Un agronomo d'inizio Novecento sul grano monococco

Mietitrice anno 1904
Nel 1904 Marco Marro, agronomo originario di Limone Piemonte, insegnava al Regio Istituto Tecnico e alla Regia Scuola degl'Ingegneri di Roma. Quell'anno egli volle coronare la sua decennale carriera di insegnante dando alle stampe per la casa editrice Paravia il secondo volume del suo Corso Generale di Agronomia, dal titolo Coltivazione delle Piante Erbacee.
Dalle note introduttive del volume estrapoliamo questa frase, che ci sembra particolarmente significativa: 

"L'Italia sarà ricca e potente quando diverrà prospera la sua agricoltura" 

Sfrondando la retorica un tantino altisonante ma caratteristica dell'epoca, la frase rimane attuale nell'esprimere l'auspicio - tuttora da conseguire - che vengano valorizzati il settore primario e la cruciale questione della produzione di cibo per una nazione.
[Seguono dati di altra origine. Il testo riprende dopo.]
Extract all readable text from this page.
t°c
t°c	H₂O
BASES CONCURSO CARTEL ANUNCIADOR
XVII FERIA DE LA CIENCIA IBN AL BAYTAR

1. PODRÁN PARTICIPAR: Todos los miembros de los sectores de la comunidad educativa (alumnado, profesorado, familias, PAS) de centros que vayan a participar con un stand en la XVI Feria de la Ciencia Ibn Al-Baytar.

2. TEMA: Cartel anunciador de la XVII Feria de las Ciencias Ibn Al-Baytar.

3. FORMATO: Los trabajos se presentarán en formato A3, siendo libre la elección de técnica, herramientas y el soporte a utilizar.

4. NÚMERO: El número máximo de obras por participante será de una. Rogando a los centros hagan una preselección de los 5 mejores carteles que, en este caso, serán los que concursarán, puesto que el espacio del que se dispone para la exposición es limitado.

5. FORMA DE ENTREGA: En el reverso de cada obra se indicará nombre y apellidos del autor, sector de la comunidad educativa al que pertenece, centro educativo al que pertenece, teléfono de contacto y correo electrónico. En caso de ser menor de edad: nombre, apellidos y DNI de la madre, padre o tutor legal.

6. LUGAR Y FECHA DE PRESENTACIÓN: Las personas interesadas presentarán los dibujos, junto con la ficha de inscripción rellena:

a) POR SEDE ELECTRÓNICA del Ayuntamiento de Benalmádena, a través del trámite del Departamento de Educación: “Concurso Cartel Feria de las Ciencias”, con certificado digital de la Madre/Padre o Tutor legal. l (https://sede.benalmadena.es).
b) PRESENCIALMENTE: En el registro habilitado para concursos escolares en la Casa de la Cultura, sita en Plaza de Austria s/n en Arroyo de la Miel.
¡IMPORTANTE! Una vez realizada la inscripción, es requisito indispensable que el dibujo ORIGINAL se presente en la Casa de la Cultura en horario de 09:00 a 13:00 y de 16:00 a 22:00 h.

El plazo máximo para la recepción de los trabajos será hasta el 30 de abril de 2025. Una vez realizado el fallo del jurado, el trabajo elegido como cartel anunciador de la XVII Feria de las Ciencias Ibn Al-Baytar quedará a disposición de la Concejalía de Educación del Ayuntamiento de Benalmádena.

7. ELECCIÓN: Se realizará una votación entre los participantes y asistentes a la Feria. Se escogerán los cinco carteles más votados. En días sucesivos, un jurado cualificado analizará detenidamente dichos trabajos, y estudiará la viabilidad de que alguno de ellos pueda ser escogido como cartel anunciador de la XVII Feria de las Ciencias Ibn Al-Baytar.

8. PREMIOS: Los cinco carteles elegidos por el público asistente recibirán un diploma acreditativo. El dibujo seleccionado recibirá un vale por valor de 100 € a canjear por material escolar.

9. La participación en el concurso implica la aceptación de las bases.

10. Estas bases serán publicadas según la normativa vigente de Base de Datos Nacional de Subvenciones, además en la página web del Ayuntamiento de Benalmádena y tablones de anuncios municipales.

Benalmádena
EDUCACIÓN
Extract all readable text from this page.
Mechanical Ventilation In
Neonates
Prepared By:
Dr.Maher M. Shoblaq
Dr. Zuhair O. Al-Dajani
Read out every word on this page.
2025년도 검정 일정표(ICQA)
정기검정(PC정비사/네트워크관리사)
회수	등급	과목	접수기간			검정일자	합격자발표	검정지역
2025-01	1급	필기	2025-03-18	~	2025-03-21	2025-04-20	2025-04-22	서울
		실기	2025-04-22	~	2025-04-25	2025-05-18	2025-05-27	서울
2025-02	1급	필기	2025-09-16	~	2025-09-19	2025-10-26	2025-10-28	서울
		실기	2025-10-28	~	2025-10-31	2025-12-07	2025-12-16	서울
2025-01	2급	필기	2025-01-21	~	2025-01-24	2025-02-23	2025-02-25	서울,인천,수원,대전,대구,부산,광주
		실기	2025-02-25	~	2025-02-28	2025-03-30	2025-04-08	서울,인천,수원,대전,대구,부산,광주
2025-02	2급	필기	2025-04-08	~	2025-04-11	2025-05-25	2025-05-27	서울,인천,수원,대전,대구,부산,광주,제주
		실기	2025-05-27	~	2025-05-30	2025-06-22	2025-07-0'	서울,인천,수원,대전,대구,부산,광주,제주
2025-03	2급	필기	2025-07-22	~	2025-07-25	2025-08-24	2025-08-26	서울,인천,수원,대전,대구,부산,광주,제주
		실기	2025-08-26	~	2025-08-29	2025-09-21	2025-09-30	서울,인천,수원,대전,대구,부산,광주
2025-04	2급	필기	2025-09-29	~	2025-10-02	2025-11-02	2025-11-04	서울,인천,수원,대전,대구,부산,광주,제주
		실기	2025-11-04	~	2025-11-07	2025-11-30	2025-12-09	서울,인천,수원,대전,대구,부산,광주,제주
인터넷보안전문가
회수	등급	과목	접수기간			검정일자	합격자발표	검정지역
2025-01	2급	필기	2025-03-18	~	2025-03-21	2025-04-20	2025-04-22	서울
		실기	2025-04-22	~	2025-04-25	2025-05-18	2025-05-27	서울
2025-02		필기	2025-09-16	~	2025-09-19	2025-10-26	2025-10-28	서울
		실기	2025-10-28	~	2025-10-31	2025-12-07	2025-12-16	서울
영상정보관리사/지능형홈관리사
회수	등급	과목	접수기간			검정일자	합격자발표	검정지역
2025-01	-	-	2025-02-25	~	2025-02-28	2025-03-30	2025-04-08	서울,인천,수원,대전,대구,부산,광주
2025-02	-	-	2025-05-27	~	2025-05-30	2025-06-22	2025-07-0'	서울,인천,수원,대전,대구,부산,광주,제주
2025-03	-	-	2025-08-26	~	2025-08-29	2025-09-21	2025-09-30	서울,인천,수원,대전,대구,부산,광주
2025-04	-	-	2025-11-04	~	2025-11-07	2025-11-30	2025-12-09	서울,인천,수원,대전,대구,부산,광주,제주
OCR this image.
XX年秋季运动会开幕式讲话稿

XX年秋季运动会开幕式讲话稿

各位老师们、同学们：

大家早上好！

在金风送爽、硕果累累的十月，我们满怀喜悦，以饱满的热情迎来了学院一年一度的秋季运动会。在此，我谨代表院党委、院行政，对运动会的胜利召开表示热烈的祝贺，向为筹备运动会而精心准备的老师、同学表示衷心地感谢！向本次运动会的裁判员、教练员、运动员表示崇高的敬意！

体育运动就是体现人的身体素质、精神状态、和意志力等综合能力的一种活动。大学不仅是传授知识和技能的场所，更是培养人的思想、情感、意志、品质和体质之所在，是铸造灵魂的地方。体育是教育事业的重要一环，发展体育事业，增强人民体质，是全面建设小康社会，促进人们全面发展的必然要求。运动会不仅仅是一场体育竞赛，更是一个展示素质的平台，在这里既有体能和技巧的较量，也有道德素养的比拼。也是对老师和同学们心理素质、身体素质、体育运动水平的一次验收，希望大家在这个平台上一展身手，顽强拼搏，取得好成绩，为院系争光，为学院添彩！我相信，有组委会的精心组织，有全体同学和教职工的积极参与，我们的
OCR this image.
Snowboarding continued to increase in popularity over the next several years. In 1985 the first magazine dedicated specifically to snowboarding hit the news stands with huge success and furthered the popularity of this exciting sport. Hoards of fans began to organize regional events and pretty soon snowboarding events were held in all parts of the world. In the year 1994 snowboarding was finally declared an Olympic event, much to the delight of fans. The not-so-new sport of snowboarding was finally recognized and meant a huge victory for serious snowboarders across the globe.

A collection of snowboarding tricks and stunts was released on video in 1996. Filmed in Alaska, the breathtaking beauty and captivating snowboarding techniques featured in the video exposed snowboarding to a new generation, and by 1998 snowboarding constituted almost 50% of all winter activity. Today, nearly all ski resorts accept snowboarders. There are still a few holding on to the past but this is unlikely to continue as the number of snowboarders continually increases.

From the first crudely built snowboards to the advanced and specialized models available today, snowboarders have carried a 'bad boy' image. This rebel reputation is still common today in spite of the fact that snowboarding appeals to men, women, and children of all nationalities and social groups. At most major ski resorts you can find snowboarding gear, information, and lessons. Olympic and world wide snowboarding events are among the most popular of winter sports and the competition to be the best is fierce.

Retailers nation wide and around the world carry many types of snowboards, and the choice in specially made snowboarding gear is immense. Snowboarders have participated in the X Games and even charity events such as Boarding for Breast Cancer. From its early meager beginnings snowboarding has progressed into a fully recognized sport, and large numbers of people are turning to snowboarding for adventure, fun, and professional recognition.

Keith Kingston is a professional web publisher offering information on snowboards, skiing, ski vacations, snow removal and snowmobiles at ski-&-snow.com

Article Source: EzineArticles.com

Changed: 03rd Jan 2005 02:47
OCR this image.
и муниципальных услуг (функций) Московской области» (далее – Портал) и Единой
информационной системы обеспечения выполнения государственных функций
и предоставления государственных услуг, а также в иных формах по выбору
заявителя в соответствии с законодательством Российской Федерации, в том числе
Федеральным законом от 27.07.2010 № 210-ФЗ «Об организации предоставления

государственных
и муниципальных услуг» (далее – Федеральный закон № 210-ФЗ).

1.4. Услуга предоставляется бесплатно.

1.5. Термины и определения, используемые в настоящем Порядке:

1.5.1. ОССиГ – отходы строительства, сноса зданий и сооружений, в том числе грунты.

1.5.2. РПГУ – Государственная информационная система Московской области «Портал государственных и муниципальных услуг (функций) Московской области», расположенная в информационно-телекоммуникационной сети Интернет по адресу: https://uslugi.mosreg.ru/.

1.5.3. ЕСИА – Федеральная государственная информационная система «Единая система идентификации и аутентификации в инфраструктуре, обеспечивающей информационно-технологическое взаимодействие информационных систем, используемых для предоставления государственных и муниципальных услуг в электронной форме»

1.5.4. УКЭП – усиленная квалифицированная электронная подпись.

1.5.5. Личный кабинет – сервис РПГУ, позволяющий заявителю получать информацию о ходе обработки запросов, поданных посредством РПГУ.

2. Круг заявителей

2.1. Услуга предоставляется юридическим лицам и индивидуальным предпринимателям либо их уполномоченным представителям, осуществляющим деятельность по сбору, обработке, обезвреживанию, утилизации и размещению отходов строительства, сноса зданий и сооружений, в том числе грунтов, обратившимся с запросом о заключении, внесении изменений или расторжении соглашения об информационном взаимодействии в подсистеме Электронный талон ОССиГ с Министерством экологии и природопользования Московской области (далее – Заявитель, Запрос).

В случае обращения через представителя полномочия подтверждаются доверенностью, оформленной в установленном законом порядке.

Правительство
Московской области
Una questione che nel nostro XXI secolo si rivela ancora di assoluta attualità.

Spigolando il volume del prof. Marro, alla pagina 217 troviamo la sua esposizione sul grano monococco. La riportiamo integralmente perchè ha molto incoraggiato la nostra scelta nei riguardi di questa coltura agli albori della nostra attività agricola.

"Triticum monococcum. Si distingue per avere ordinariamente un sol seme per ogni spichetta. La spica è molto compressa e aristata. Tallisce abbondantemente, è pochissimo soggetto alle malattie, il fogliame è di un verde vivo. Non dà che prodotti molto piccoli.

Una volta era molto più coltivato di ora. Gli antichi scrittori latini lo citano sovente, ma attualmente la sua coltivazione in Italia è limitata a qualche alta valle dell'Appennino. Anche negli altri paesi d'Europa essa ha poca importanza e si mantiene soltanto in alcune ristrette parti di regioni montuose e poco fertili, come il centro della Francia, la Lorena, il Giura, la valle del Reno, la Svizzera, la Svevia, la Franconia, l'Ungheria e la Russia. 

La causa principale che ha fatto restringere la coltivazione di questo cereale sta nella difficoltà della macinazione, perché prima di ridurlo in farina bisogna farlo passare sotto macine speciali per liberare i chicchi dagl'involucri che li coprono. In compenso ha sul frumento parecchi vantaggi, che si possono riassumere nei seguenti:

  • Ha maggior forza di assimilazione, quindi può prosperare su terreni più poveri e più aridi.
  • Teme meno la siccità e può coltivarsi su terreni leggeri e sabbiosi, ove il frumento non farebbe buona riuscita.
  • Resiste di più ai rigori degl'inverni rigidi, è più robusto, quindi conviene più del frumento ai paesi molto freddi.
  • Tallisce molto, si può seminare più rado e può servire a formare dei buoni erbai.
  • Non alletta ed è pochissimo soggetto alle malattie.
  • Dà una farina fina e bianca, con la quale si può fare del pane bellissimo. In Germania e nella Svizzera i pasticceri la preferiscono a quella di qualsiasi altro cereale."